Statistiques des sémiosyntaxes de la structure en {ST}

Nous pensons pertinent, au vu des utilisations formelles peu communes de cette structure, d’établir des statistiques d’ordres sémiosyntaxique et formel et ce, en regard avec les contraintes imposées par le système, ce qui constitue une grande partie des paramètres dont nous pouvons évaluer la portée.

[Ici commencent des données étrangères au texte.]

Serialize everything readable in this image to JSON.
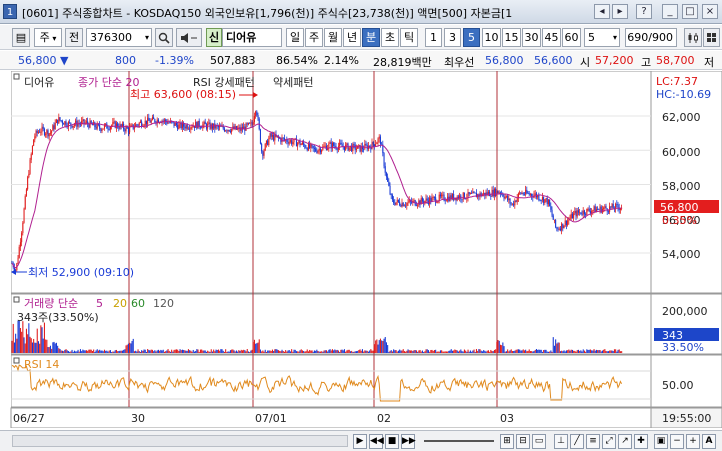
{
  "window": {
    "number": "1",
    "title": "[0601] 주식종합차트 - KOSDAQ150 외국인보유[1,796(천)] 주식수[23,738(천)] 액면[500] 자본금[1",
    "buttons": [
      "◂",
      "▸",
      "?",
      "_",
      "□",
      "×"
    ]
  },
  "toolbar": {
    "icon_btn": "▤",
    "market": "주",
    "prev": "전",
    "code": "376300",
    "name_badge": "신",
    "name": "디어유",
    "periods": [
      "일",
      "주",
      "월",
      "년",
      "분",
      "초",
      "틱"
    ],
    "active_period": "분",
    "intervals": [
      "1",
      "3",
      "5",
      "10",
      "15",
      "30",
      "45",
      "60"
    ],
    "active_interval": "5",
    "interval_value": "5",
    "count": "690",
    "count_total": "/900"
  },
  "quote": {
    "price": "56,800 ▼",
    "change": "800",
    "change_pct": "-1.39%",
    "volume": "507,883",
    "vol_pct": "86.54%",
    "vol_ratio": "2.14%",
    "amount": "28,819백만",
    "priority_label": "최우선",
    "ask": "56,800",
    "bid": "56,600",
    "open_label": "시",
    "open": "57,200",
    "high_label": "고",
    "high": "58,700",
    "low_label": "저"
  },
  "chart": {
    "name": "디어유",
    "price_legend": "종가 단순 20",
    "rsi_pattern": "RSI 강세패턴",
    "rsi_weak": "약세패턴",
    "lc": "LC:7.37",
    "hc": "HC:-10.69",
    "high_label": "최고 63,600 (08:15)",
    "low_label": "최저 52,900 (09:10)",
    "price_ticks": [
      "62,000",
      "60,000",
      "58,000",
      "56,000",
      "54,000"
    ],
    "price_tag": "56,800",
    "pct_tag": "0.35%",
    "volume_legend": "거래량 단순",
    "volume_periods": [
      "5",
      "20",
      "60",
      "120"
    ],
    "volume_sub": "343주(33.50%)",
    "volume_tick": "200,000",
    "volume_tag": "343",
    "volume_pct_tag": "33.50%",
    "rsi_legend": "RSI 14",
    "rsi_tick": "50.00",
    "dates": [
      "06/27",
      "30",
      "07/01",
      "02",
      "03"
    ],
    "time_label": "19:55:00",
    "colors": {
      "candle_up": "#e02020",
      "candle_down": "#1a3bd6",
      "ma20": "#b02090",
      "rsi": "#e08a1e",
      "vline": "#b0303a",
      "price_tag_bg": "#e31e1e",
      "volume_tag_bg": "#1d46c9"
    }
  }
}
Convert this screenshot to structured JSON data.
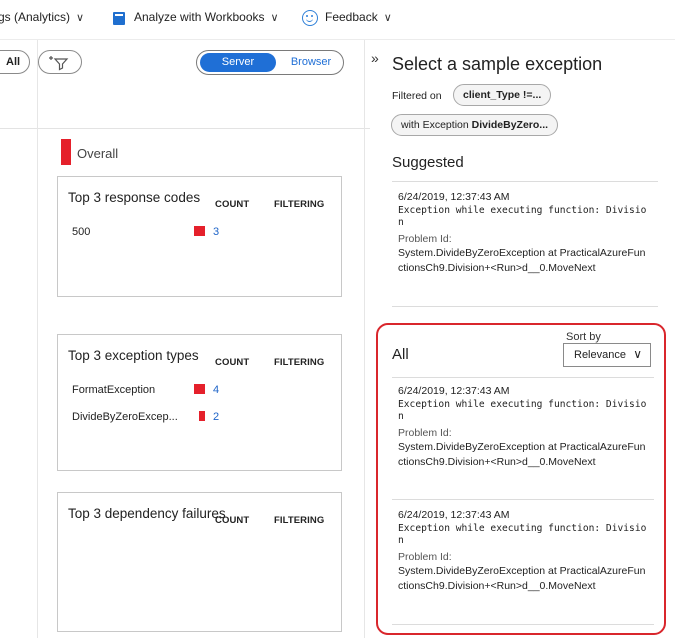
{
  "toolbar": {
    "logs_label": "gs (Analytics)",
    "workbooks_label": "Analyze with Workbooks",
    "feedback_label": "Feedback",
    "chevron": "∨"
  },
  "filters": {
    "all_label": "All",
    "add_filter_icon": "add-filter-icon",
    "server_label": "Server",
    "browser_label": "Browser"
  },
  "overall_label": "Overall",
  "cards": {
    "response_codes": {
      "title": "Top 3 response codes",
      "count_header": "COUNT",
      "filtering_header": "FILTERING",
      "rows": [
        {
          "name": "500",
          "count": "3"
        }
      ]
    },
    "exception_types": {
      "title": "Top 3 exception types",
      "count_header": "COUNT",
      "filtering_header": "FILTERING",
      "rows": [
        {
          "name": "FormatException",
          "count": "4"
        },
        {
          "name": "DivideByZeroExcep...",
          "count": "2"
        }
      ]
    },
    "dependency_failures": {
      "title": "Top 3 dependency failures",
      "count_header": "COUNT",
      "filtering_header": "FILTERING"
    }
  },
  "panel": {
    "expand_glyph": "»",
    "title": "Select a sample exception",
    "filtered_on_label": "Filtered on",
    "filter_chip_1": "client_Type !=...",
    "filter_chip_2_prefix": "with Exception ",
    "filter_chip_2_bold": "DivideByZero...",
    "suggested_title": "Suggested",
    "suggested_item": {
      "timestamp": "6/24/2019, 12:37:43 AM",
      "message": "Exception while executing function: Division",
      "problem_label": "Problem Id:",
      "problem_id": "System.DivideByZeroException at PracticalAzureFunctionsCh9.Division+<Run>d__0.MoveNext"
    },
    "all_title": "All",
    "sort_by_label": "Sort by",
    "sort_value": "Relevance",
    "sort_chevron": "∨",
    "all_items": [
      {
        "timestamp": "6/24/2019, 12:37:43 AM",
        "message": "Exception while executing function: Division",
        "problem_label": "Problem Id:",
        "problem_id": "System.DivideByZeroException at PracticalAzureFunctionsCh9.Division+<Run>d__0.MoveNext"
      },
      {
        "timestamp": "6/24/2019, 12:37:43 AM",
        "message": "Exception while executing function: Division",
        "problem_label": "Problem Id:",
        "problem_id": "System.DivideByZeroException at PracticalAzureFunctionsCh9.Division+<Run>d__0.MoveNext"
      }
    ]
  },
  "colors": {
    "accent_blue": "#1f6fd6",
    "bar_red": "#e5202b",
    "highlight_frame": "#d9262c"
  }
}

Nous relevons que, sur un total de 5557 formes recensées sur notre corpus OTA contenant le groupe [st] (100%), huit apparaissent en position initiale (≈ 0,14%), 5542 en position interne (≈ 99,73%) et sept en position finale (≈ 0,12%). En outre, par rapport aux autres groupes phonétiques en position interne, [st] représente 6,67% des 86103 mots.939
Nous prenons conscience, d’une part, que nombreuses sont les formes synthétiques [st] en position interne et que très peu de possibilités existent aux extrémités des signifiants pour l’actualisation. Or, en dépit de ces contraintes systématiques, la structure en [st] a sollicité des capacités formelles en position initiale intégrant des mots empruntés à l’anglais (stand, dérivé standing, striptease, stock) ou des locutions latines comme stricto sensu ou statu quo. Ainsi, six de ces huit vocables ou expressions sont impliqués par la structure en {ST}. Certes il s’agit pour la plupart d’emprunts à une langue qui use davantage des idéophones comme stratégie de production du sens, mais le système cible espagnol n’a pas posé d’obstacle à leur entrée.